It is true, facilitative questions are not the same as “yes or no” questions. They are difficult to form. They require thought, and patience, and perfect poise and timing. They also require knowing exactly what is wrong with the essay, and how it can be fixed. This is hard, especially when you’re reading the essay for the first time (as often students don’t send them to you beforehand, even when asked) or when it is an well written piece. Then there is the task of forming a question that hits at the exact problem you are trying to work with, and planning ahead to start cascades of questions that will eventually lead to an improved essay.
An example of a cascade:
“So how long is this essay supposed to be?”
“Well, she asked for two pages, but my subject was so big I ended up with five. I’m not really sure how to cut it down.”
“Alright, we can work on that. What do you think the point of your argument is?”

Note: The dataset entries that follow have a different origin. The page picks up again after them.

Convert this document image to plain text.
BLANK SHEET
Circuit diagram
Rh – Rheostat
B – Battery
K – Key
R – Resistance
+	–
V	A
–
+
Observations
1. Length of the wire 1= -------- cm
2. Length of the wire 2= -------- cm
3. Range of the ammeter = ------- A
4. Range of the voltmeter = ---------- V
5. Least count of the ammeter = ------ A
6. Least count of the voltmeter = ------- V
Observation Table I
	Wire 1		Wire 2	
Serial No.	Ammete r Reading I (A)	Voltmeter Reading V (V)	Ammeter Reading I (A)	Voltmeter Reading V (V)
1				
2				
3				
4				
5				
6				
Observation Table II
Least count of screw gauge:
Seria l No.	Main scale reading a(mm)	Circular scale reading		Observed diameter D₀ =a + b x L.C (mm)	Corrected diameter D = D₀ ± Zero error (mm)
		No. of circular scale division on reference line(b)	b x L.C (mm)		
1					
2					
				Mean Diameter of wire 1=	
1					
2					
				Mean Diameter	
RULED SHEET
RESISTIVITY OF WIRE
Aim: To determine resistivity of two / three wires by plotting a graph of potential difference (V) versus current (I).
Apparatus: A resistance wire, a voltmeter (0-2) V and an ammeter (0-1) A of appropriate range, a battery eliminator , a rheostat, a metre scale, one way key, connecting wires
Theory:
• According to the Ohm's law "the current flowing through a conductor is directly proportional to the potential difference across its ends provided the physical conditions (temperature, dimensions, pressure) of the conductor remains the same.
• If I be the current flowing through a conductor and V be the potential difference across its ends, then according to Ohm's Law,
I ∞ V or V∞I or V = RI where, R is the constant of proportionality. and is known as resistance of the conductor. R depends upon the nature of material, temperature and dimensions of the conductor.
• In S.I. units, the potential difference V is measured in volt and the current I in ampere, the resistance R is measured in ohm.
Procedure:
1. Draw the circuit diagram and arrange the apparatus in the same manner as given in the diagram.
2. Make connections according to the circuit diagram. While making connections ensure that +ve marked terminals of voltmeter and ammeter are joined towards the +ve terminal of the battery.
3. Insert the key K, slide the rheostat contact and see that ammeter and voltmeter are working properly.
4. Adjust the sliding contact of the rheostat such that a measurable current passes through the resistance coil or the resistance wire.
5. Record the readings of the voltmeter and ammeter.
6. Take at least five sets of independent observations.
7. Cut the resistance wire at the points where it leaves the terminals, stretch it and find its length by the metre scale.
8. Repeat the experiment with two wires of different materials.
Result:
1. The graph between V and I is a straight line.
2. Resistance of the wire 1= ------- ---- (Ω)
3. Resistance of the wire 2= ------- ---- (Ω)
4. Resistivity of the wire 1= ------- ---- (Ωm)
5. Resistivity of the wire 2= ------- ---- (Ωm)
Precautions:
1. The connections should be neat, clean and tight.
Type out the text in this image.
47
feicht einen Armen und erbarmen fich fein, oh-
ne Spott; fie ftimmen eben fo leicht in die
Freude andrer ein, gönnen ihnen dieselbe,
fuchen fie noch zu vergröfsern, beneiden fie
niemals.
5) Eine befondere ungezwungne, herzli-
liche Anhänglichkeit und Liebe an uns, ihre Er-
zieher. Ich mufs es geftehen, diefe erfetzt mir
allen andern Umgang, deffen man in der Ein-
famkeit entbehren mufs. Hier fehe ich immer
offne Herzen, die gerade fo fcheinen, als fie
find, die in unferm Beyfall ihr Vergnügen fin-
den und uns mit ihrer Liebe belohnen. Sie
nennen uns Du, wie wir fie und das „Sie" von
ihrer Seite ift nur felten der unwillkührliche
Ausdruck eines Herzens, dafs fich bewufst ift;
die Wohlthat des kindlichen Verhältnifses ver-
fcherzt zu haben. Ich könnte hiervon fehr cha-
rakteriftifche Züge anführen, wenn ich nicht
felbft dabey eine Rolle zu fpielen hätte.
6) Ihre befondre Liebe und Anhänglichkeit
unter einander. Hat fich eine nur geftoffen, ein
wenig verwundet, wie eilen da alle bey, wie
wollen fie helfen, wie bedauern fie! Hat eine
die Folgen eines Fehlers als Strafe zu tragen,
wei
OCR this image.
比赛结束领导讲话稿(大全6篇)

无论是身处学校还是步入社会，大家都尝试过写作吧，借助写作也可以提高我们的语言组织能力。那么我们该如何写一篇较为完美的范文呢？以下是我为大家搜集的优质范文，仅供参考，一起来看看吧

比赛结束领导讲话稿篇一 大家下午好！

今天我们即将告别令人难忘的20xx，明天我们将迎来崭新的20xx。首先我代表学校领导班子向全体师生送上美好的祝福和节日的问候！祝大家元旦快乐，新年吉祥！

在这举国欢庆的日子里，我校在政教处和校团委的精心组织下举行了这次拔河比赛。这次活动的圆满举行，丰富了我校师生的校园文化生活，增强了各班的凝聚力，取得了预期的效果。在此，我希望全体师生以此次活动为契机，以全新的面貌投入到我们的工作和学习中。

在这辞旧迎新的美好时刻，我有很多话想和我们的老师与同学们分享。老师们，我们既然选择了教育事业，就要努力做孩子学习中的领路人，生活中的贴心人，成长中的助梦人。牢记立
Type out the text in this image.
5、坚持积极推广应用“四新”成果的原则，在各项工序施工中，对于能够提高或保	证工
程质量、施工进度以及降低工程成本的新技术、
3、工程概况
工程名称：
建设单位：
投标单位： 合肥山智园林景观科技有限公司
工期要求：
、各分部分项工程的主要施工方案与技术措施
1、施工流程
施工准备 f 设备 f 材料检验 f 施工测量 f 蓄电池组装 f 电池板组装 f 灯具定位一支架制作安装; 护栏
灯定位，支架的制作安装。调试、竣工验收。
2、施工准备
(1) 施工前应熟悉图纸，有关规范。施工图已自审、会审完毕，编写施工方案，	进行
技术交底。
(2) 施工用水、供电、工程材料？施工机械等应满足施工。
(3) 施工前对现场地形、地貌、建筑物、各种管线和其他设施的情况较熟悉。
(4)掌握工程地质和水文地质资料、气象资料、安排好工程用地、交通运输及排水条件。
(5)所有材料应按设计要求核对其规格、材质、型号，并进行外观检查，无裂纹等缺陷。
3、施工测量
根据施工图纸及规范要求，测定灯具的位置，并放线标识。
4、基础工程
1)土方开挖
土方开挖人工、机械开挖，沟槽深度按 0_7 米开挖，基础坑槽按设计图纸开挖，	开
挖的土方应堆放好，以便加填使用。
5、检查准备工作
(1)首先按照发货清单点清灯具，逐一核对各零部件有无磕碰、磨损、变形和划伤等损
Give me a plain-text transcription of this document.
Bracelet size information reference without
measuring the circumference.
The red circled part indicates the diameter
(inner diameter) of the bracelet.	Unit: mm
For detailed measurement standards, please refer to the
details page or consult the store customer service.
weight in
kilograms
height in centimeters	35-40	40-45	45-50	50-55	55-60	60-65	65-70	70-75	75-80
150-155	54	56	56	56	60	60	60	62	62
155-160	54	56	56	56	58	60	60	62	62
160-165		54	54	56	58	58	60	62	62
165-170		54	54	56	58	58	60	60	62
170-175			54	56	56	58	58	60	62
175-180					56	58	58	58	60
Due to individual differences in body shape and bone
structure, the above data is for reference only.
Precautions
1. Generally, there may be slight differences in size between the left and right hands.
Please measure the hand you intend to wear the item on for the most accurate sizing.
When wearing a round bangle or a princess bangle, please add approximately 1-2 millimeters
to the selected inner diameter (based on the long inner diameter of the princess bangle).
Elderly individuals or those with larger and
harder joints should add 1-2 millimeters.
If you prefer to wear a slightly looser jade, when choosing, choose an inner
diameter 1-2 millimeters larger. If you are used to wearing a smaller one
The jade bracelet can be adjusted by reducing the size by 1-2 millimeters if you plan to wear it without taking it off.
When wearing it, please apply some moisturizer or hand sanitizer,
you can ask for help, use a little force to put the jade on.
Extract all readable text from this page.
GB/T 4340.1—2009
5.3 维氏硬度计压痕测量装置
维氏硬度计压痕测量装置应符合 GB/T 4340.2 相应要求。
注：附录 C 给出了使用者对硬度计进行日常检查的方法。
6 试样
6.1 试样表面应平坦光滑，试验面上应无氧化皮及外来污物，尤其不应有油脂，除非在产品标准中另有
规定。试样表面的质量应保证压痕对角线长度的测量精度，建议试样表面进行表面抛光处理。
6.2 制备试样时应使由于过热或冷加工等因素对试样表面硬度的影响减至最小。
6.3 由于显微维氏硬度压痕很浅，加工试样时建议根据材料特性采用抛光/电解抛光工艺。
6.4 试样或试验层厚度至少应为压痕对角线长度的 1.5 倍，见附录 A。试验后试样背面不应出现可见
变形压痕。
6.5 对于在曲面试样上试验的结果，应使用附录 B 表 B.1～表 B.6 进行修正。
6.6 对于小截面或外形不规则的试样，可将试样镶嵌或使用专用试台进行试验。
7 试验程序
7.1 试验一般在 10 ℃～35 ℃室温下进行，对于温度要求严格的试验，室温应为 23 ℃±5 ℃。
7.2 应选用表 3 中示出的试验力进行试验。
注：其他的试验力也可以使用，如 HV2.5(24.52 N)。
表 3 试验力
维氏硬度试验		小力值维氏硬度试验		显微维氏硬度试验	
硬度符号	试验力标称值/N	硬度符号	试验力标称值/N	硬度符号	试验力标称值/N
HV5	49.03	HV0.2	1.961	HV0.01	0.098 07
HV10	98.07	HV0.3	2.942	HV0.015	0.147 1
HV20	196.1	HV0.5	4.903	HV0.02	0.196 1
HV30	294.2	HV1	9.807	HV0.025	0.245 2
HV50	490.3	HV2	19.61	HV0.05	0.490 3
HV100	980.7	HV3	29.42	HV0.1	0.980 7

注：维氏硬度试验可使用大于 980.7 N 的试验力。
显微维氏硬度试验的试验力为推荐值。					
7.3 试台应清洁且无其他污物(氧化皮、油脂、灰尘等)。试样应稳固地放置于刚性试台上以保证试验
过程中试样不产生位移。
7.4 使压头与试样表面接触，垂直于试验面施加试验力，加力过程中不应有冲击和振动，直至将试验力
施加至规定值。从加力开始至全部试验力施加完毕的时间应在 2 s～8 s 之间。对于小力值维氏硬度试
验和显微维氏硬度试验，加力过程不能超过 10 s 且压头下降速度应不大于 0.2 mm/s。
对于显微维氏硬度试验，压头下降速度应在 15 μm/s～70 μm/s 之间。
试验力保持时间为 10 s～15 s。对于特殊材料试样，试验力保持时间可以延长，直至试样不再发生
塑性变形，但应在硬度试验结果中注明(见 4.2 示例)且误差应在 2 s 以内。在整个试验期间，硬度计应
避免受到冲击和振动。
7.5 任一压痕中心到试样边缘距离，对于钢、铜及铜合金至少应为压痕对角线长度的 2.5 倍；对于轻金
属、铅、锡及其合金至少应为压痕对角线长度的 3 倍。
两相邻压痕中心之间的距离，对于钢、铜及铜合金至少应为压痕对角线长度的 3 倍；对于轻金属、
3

“Hmm, I’d say, that because the prompt asks about comparing the two novels, my main point is that both novels discuss taboo topics in order to make an impact on society.”
“Can you show me specifically in the essay where you support that thesis?”
“Yeah, here… here… and here. I have a lot of stuff about abortion too though, because that’s what the first novel was about, and it was shocking.”
“Those points look like they support your thesis well… do you see any spots in this paragraph where you can cut out things that don’t directly support your thesis?”
“Well yeah I guess this sentence on the main character going crazy doesn’t really have to do with anything.”
“Yup, I’d say if you have to cut something, that’d be a good thing to get rid of.”
And so on.
But even so, I’m not sure if I portrayed it correctly. I feel as though facilitative questions are supposed to hit on deeper meanings and themes, and this doesn’t do that.
They also require an in depth knowledge of politeness to be successful. Asking in the wrong way or with the wrong inflection can make the student close you out or not take the question seriously.
Over all, facilitative questions are hard to formulate. That is why we have a practicum: so that we can practice.